A zone is an isolated location within a region. Zones have high-bandwidth, low-latency network connections to other zones in the same region. In order to deploy fault-tolerant applications that have high availability, Google recommends deploying applications across multiple zones in a region. This helps protect against unexpected failures of components, up to and including a single zone. As of August 5, 2014, there are eight zones - three each in central US region and Asia East region and two zones in Western Europe region.

Scope of resources

All resources within GCE belong to the global, regional, or zonal plane. Global resources are accessible from all the regions and zones. For example, images are a global resource so users can launch a VM in any region based on a global image. But an address is a regional resource that is available only to the instances launched in one of the zones within the same region. Instances are launched in a specific zone that requires the zone specification as a part of all requests made to that instance.
The table below summarises the scope of GCE resources:
Scope Resource
Global Image
Global Snapshot
Global Network
Global Firewall
Global Route
Region Address
Zone Instance
Zone Machine Type
Zone Disk

Features

Billing and pricing model

Google charges the VMs for a minimum of 10 minutes. At the end of 10th minute, instances are charged in 1-minute increments, rounded up to the nearest minute.[4] Sustained usage based pricing will credit the discounts to the customers based on the monthly utilisation.[5][6] Users need not pay a commitment fee upfront to get discounts on the regular, on-demand pricing.

VM performance

Compute Engine VMs boot within 30 seconds[7] which is considered to be 4-10x faster than the competition.

Disk performance

The persistent disks of Compute Engine deliver higher IOPS consistently.[8] With the cost of provisioned IOPS included within the cost of storage, users need not pay separately for the IOPS.[9]

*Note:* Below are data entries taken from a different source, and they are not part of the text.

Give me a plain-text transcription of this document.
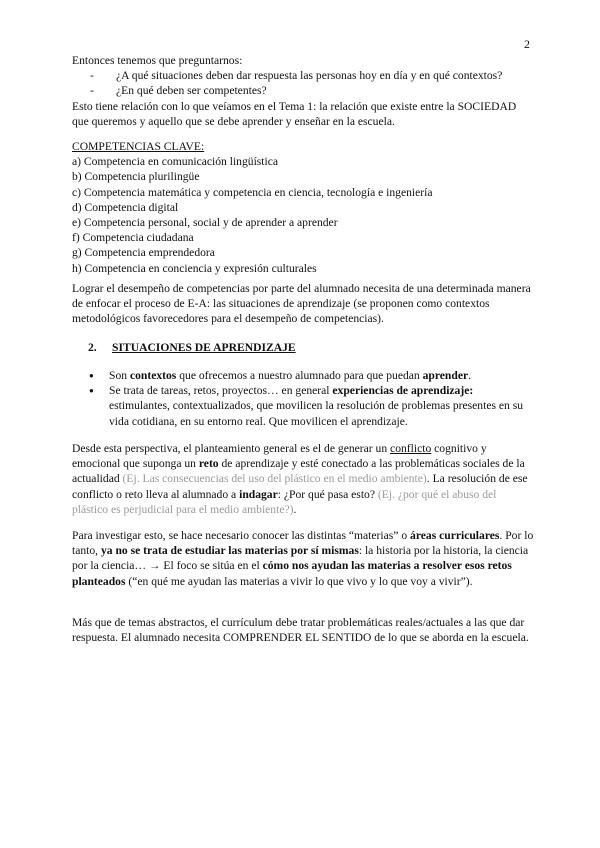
2

Entonces tenemos que preguntarnos:

- ¿A qué situaciones deben dar respuesta las personas hoy en día y en qué contextos?
- ¿En qué deben ser competentes?

Esto tiene relación con lo que veíamos en el Tema 1: la relación que existe entre la SOCIEDAD que queremos y aquello que se debe aprender y enseñar en la escuela.

COMPETENCIAS CLAVE:

a) Competencia en comunicación lingüística
b) Competencia plurilingüe
c) Competencia matemática y competencia en ciencia, tecnología e ingeniería
d) Competencia digital
e) Competencia personal, social y de aprender a aprender
f) Competencia ciudadana
g) Competencia emprendedora
h) Competencia en conciencia y expresión culturales

Lograr el desempeño de competencias por parte del alumnado necesita de una determinada manera de enfocar el proceso de E-A: las situaciones de aprendizaje (se proponen como contextos metodológicos favorecedores para el desempeño de competencias).

2. SITUACIONES DE APRENDIZAJE
● Son contextos que ofrecemos a nuestro alumnado para que puedan aprender.
● Se trata de tareas, retos, proyectos… en general experiencias de aprendizaje: estimulantes, contextualizados, que movilicen la resolución de problemas presentes en su vida cotidiana, en su entorno real. Que movilicen el aprendizaje.

Desde esta perspectiva, el planteamiento general es el de generar un conflicto cognitivo y emocional que suponga un reto de aprendizaje y esté conectado a las problemáticas sociales de la actualidad (Ej. Las consecuencias del uso del plástico en el medio ambiente). La resolución de ese conflicto o reto lleva al alumnado a indagar: ¿Por qué pasa esto? (Ej. ¿por qué el abuso del plástico es perjudicial para el medio ambiente?).

Para investigar esto, se hace necesario conocer las distintas “materias” o áreas curriculares. Por lo tanto, ya no se trata de estudiar las materias por sí mismas: la historia por la historia, la ciencia por la ciencia… → El foco se sitúa en el cómo nos ayudan las materias a resolver esos retos planteados (“en qué me ayudan las materias a vivir lo que vivo y lo que voy a vivir”).

Más que de temas abstractos, el currículum debe tratar problemáticas reales/actuales a las que dar respuesta. El alumnado necesita COMPRENDER EL SENTIDO de lo que se aborda en la escuela.
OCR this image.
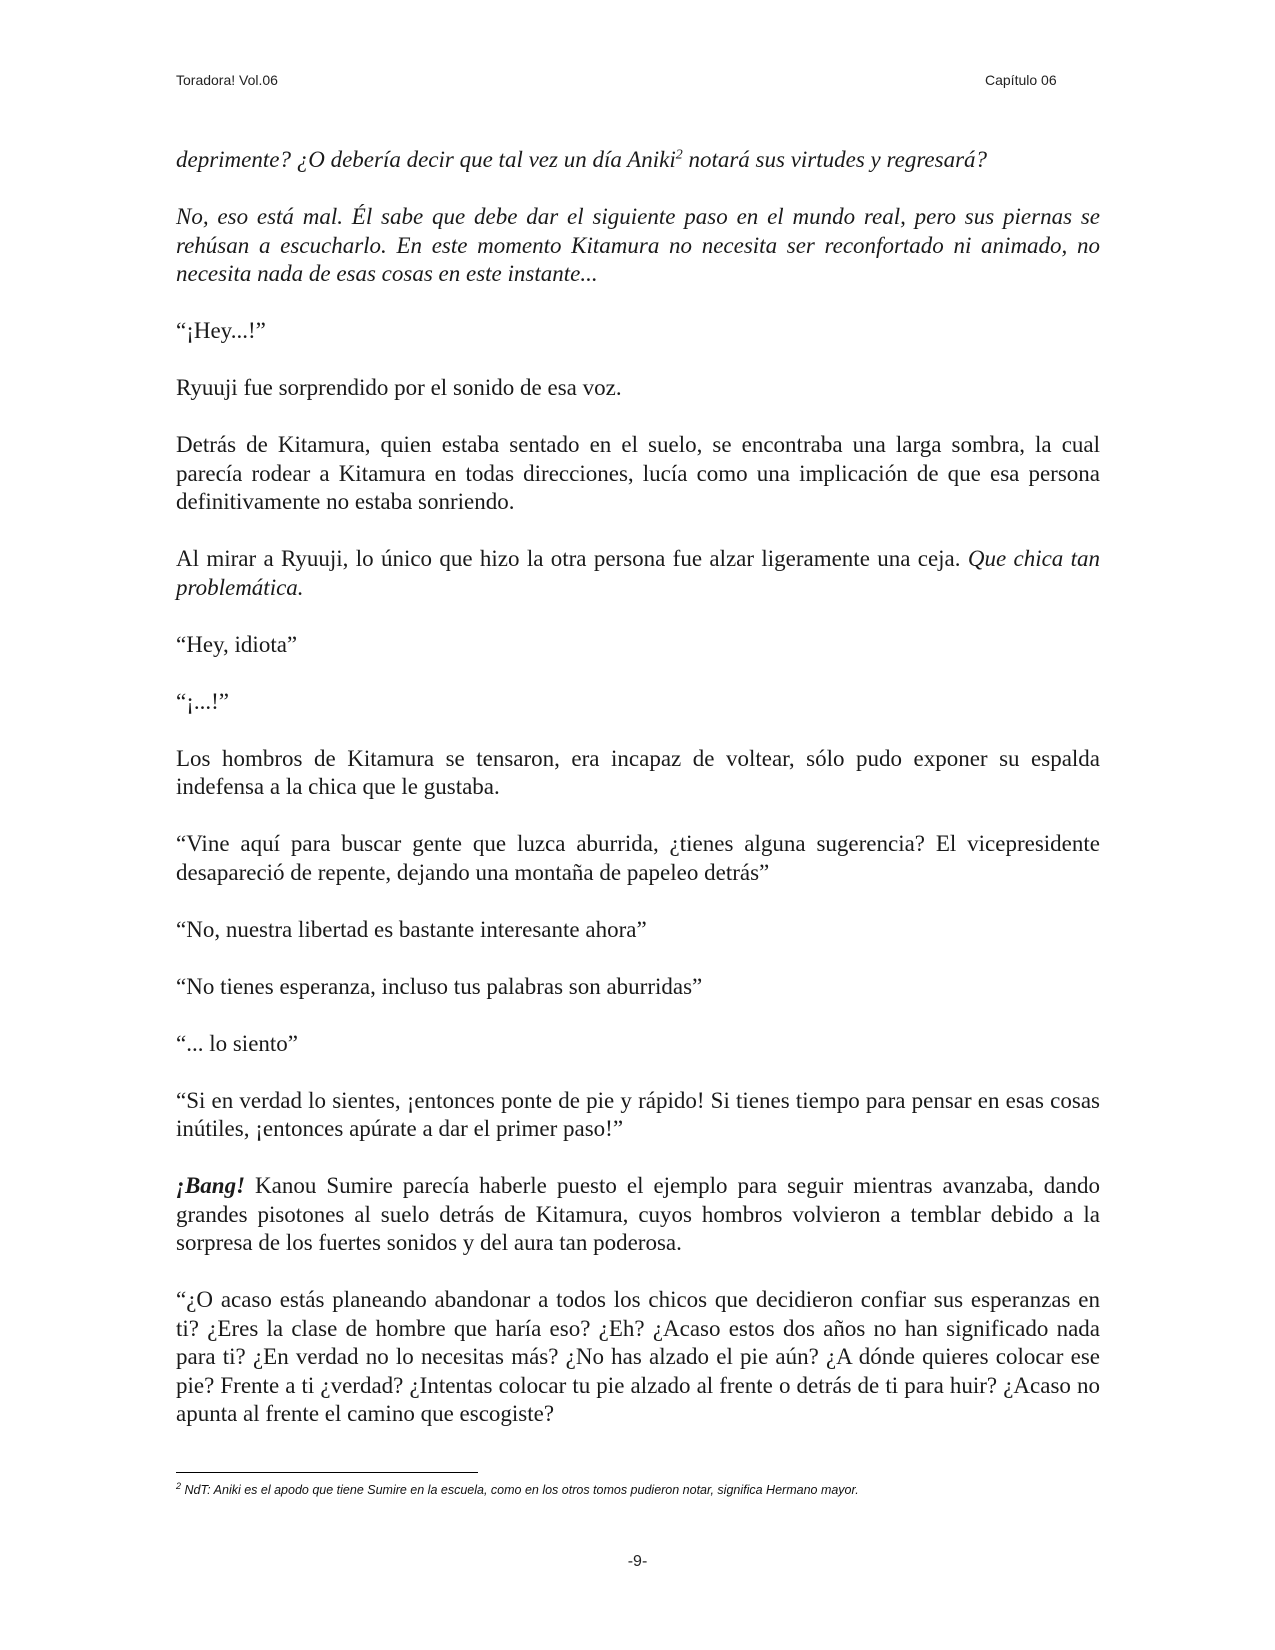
Toradora! Vol.06	Capítulo 06

deprimente? ¿O debería decir que tal vez un día Aniki$^2$ notará sus virtudes y regresará?

No, eso está mal. Él sabe que debe dar el siguiente paso en el mundo real, pero sus piernas se rehúsan a escucharlo. En este momento Kitamura no necesita ser reconfortado ni animado, no necesita nada de esas cosas en este instante...

“¡Hey...!”

Ryuuji fue sorprendido por el sonido de esa voz.

Detrás de Kitamura, quien estaba sentado en el suelo, se encontraba una larga sombra, la cual parecía rodear a Kitamura en todas direcciones, lucía como una implicación de que esa persona definitivamente no estaba sonriendo.

Al mirar a Ryuuji, lo único que hizo la otra persona fue alzar ligeramente una ceja. Que chica tan problemática.

“Hey, idiota”

“¡...!”

Los hombros de Kitamura se tensaron, era incapaz de voltear, sólo pudo exponer su espalda indefensa a la chica que le gustaba.

“Vine aquí para buscar gente que luzca aburrida, ¿tienes alguna sugerencia? El vicepresidente desapareció de repente, dejando una montaña de papeleo detrás”

“No, nuestra libertad es bastante interesante ahora”

“No tienes esperanza, incluso tus palabras son aburridas”

“... lo siento”

“Si en verdad lo sientes, ¡entonces ponte de pie y rápido! Si tienes tiempo para pensar en esas cosas inútiles, ¡entonces apúrate a dar el primer paso!”

¡Bang! Kanou Sumire parecía haberle puesto el ejemplo para seguir mientras avanzaba, dando grandes pisotones al suelo detrás de Kitamura, cuyos hombros volvieron a temblar debido a la sorpresa de los fuertes sonidos y del aura tan poderosa.

“¿O acaso estás planeando abandonar a todos los chicos que decidieron confiar sus esperanzas en ti? ¿Eres la clase de hombre que haría eso? ¿Eh? ¿Acaso estos dos años no han significado nada para ti? ¿En verdad no lo necesitas más? ¿No has alzado el pie aún? ¿A dónde quieres colocar ese pie? Frente a ti ¿verdad? ¿Intentas colocar tu pie alzado al frente o detrás de ti para huir? ¿Acaso no apunta al frente el camino que escogiste?

$^2$ NdT: Aniki es el apodo que tiene Sumire en la escuela, como en los otros tomos pudieron notar, significa Hermano mayor.
-9-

Global scope for images and snapshots

Images and disk snapshots belong to the global scope which means they are implicitly available across all the regions and zones of Google Cloud Platform.[10] This avoids the need for exporting and importing images and snapshots between regions.

Transparent maintenance

During the scheduled maintenance of Google data center, Compute Engine can automatically migrate the VMs from one host to the other without involving any action from the users. This delivers better uptime to applications.[11][12]